!AUTHOR'S NOTE!

Hello all! This is just a short one-shot that I wrote as a companion piece to my Death Note fanfiction. I have not yet uploaded the actual fic, since it is still under heavy construction, but this has been nagging at me for quite some time. So, I decided to post this as a sort of teaser!

Tell me what you think, and perhaps I will complete the fic sooner and upload it that much quicker!

Reviews are love! 3

Miss K


Blue.

For as long as she could remember, she had always favoured the colour blue. Not just any blue, however, but a light blue. Like the sky. Or like the colour that the children would always use when drawing water.

Yes, blue.

Blue was not a saddening colour, but a colour that represented so much more. Blue was the days where the children were wrapped up in blankets in the library when rain beat against the window panes. Blue was the sky in summer when the glass French-doors were kept wide opened and everyone could go in and out as they pleased.

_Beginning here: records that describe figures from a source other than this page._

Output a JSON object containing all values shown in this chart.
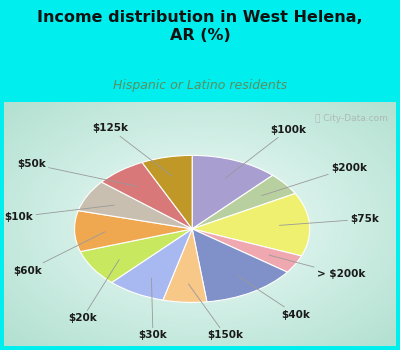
{
  "title": "Income distribution in West Helena,\nAR (%)",
  "subtitle": "Hispanic or Latino residents",
  "title_color": "#111111",
  "subtitle_color": "#5a9060",
  "bg_cyan": "#00eeee",
  "bg_chart_inner": "#f0faf8",
  "bg_chart_outer": "#b8e8d8",
  "watermark": "ⓘ City-Data.com",
  "labels": [
    "$100k",
    "$200k",
    "$75k",
    "> $200k",
    "$40k",
    "$150k",
    "$30k",
    "$20k",
    "$60k",
    "$10k",
    "$50k",
    "$125k"
  ],
  "values": [
    12,
    5,
    14,
    4,
    13,
    6,
    8,
    8,
    9,
    7,
    7,
    7
  ],
  "colors": [
    "#a89fd0",
    "#b8d0a0",
    "#f0f070",
    "#f0a8b0",
    "#8090c8",
    "#f8c888",
    "#a8b8f0",
    "#c8e860",
    "#f0a850",
    "#c8bfb0",
    "#d87878",
    "#c09828"
  ],
  "label_fontsize": 7.5,
  "figsize": [
    4.0,
    3.5
  ],
  "dpi": 100,
  "title_fontsize": 11.5,
  "subtitle_fontsize": 9
}
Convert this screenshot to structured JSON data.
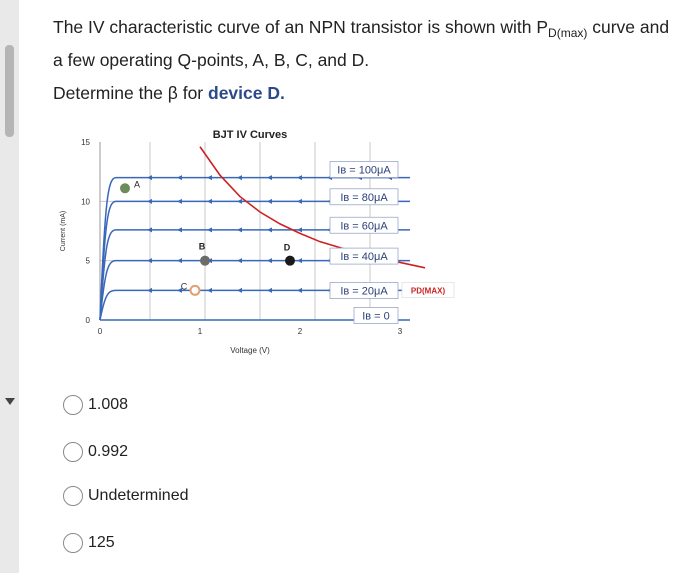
{
  "question": {
    "text_before": "The IV characteristic curve of an NPN transistor is shown with P",
    "subscript": "D(max)",
    "text_after": " curve and a few operating Q-points, A, B, C, and D.",
    "prompt_before": "Determine the β for ",
    "prompt_device": "device D."
  },
  "chart_data": {
    "type": "line",
    "title": "BJT IV Curves",
    "xlabel": "Voltage (V)",
    "ylabel": "Current (mA)",
    "xlim": [
      0,
      3.1
    ],
    "ylim": [
      0,
      15
    ],
    "x_ticks": [
      "0",
      "1",
      "2",
      "3"
    ],
    "y_ticks": [
      "0",
      "5",
      "10",
      "15"
    ],
    "x": [
      0,
      0.2,
      0.5,
      0.8,
      1.1,
      1.4,
      1.7,
      2.0,
      2.3,
      2.6,
      2.9,
      3.1
    ],
    "series": [
      {
        "name": "IB = 100μA",
        "label": "Iʙ = 100μA",
        "level": 12.0,
        "values": [
          0,
          12.0,
          12.0,
          12.0,
          12.0,
          12.0,
          12.0,
          12.0,
          12.0,
          12.0,
          12.0,
          12.0
        ]
      },
      {
        "name": "IB = 80μA",
        "label": "Iʙ = 80μA",
        "level": 10.0,
        "values": [
          0,
          10.0,
          10.0,
          10.0,
          10.0,
          10.0,
          10.0,
          10.0,
          10.0,
          10.0,
          10.0,
          10.0
        ]
      },
      {
        "name": "IB = 60μA",
        "label": "Iʙ = 60μA",
        "level": 7.6,
        "values": [
          0,
          7.6,
          7.6,
          7.6,
          7.6,
          7.6,
          7.6,
          7.6,
          7.6,
          7.6,
          7.6,
          7.6
        ]
      },
      {
        "name": "IB = 40μA",
        "label": "Iʙ = 40μA",
        "level": 5.0,
        "values": [
          0,
          5.0,
          5.0,
          5.0,
          5.0,
          5.0,
          5.0,
          5.0,
          5.0,
          5.0,
          5.0,
          5.0
        ]
      },
      {
        "name": "IB = 20μA",
        "label": "Iʙ = 20μA",
        "level": 2.5,
        "values": [
          0,
          2.5,
          2.5,
          2.5,
          2.5,
          2.5,
          2.5,
          2.5,
          2.5,
          2.5,
          2.5,
          2.5
        ]
      },
      {
        "name": "IB = 0",
        "label": "Iʙ = 0",
        "level": 0.1,
        "values": [
          0,
          0.1,
          0.1,
          0.1,
          0.1,
          0.1,
          0.1,
          0.1,
          0.1,
          0.1,
          0.1,
          0.1
        ]
      }
    ],
    "pdmax_curve": {
      "label": "PD(MAX)",
      "x": [
        1.0,
        1.2,
        1.4,
        1.6,
        1.8,
        2.0,
        2.2,
        2.4,
        2.6,
        2.8,
        3.0,
        3.25
      ],
      "y": [
        14.6,
        12.2,
        10.4,
        9.1,
        8.1,
        7.3,
        6.6,
        6.1,
        5.6,
        5.2,
        4.85,
        4.4
      ]
    },
    "points": [
      {
        "label": "A",
        "x": 0.25,
        "y": 11.1,
        "color": "#6c8c5a"
      },
      {
        "label": "B",
        "x": 1.05,
        "y": 5.0,
        "color": "#6b6b6b"
      },
      {
        "label": "C",
        "x": 0.95,
        "y": 2.5,
        "color": "#e0a070"
      },
      {
        "label": "D",
        "x": 1.9,
        "y": 5.0,
        "color": "#1a1a1a"
      }
    ],
    "grid": true,
    "colors": {
      "ib_curves": "#3a68b8",
      "pdmax": "#cc2222",
      "grid": "#c8c8c8"
    }
  },
  "options": [
    {
      "label": "1.008"
    },
    {
      "label": "0.992"
    },
    {
      "label": "Undetermined"
    },
    {
      "label": "125"
    }
  ]
}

Then again, there was white.

White was nice. The colour of clouds, soft and always reminding her of cotton-candy. It was the colour of pillows and warm sheets. The colour of the first snowfall in the English winters. The colour of the curtains in her bedroom.

The colour of his favoured shirt.

Blue and white were colours that represented openness. They represented freedom, something new and yet to be discovered. But they held familiarities that she cherished.

(~)

Blue.

Blue was the colour of her eyes. From the moment his gaze connected with hers, he knew that blue would be something he was fond of.

Then again, there was white.

White was what he saw of when he thought of her. Something pure and clean. White also happened to be the colour of a few strands of her hair, which accented the shockingly light blonde that it was. White happened to be the colour of the varnish she always wore over her fingernails.

Blue and white represented one of the few connections to his past. Something he had held dear and then lost. And they too, represented the familiarity that he cherished.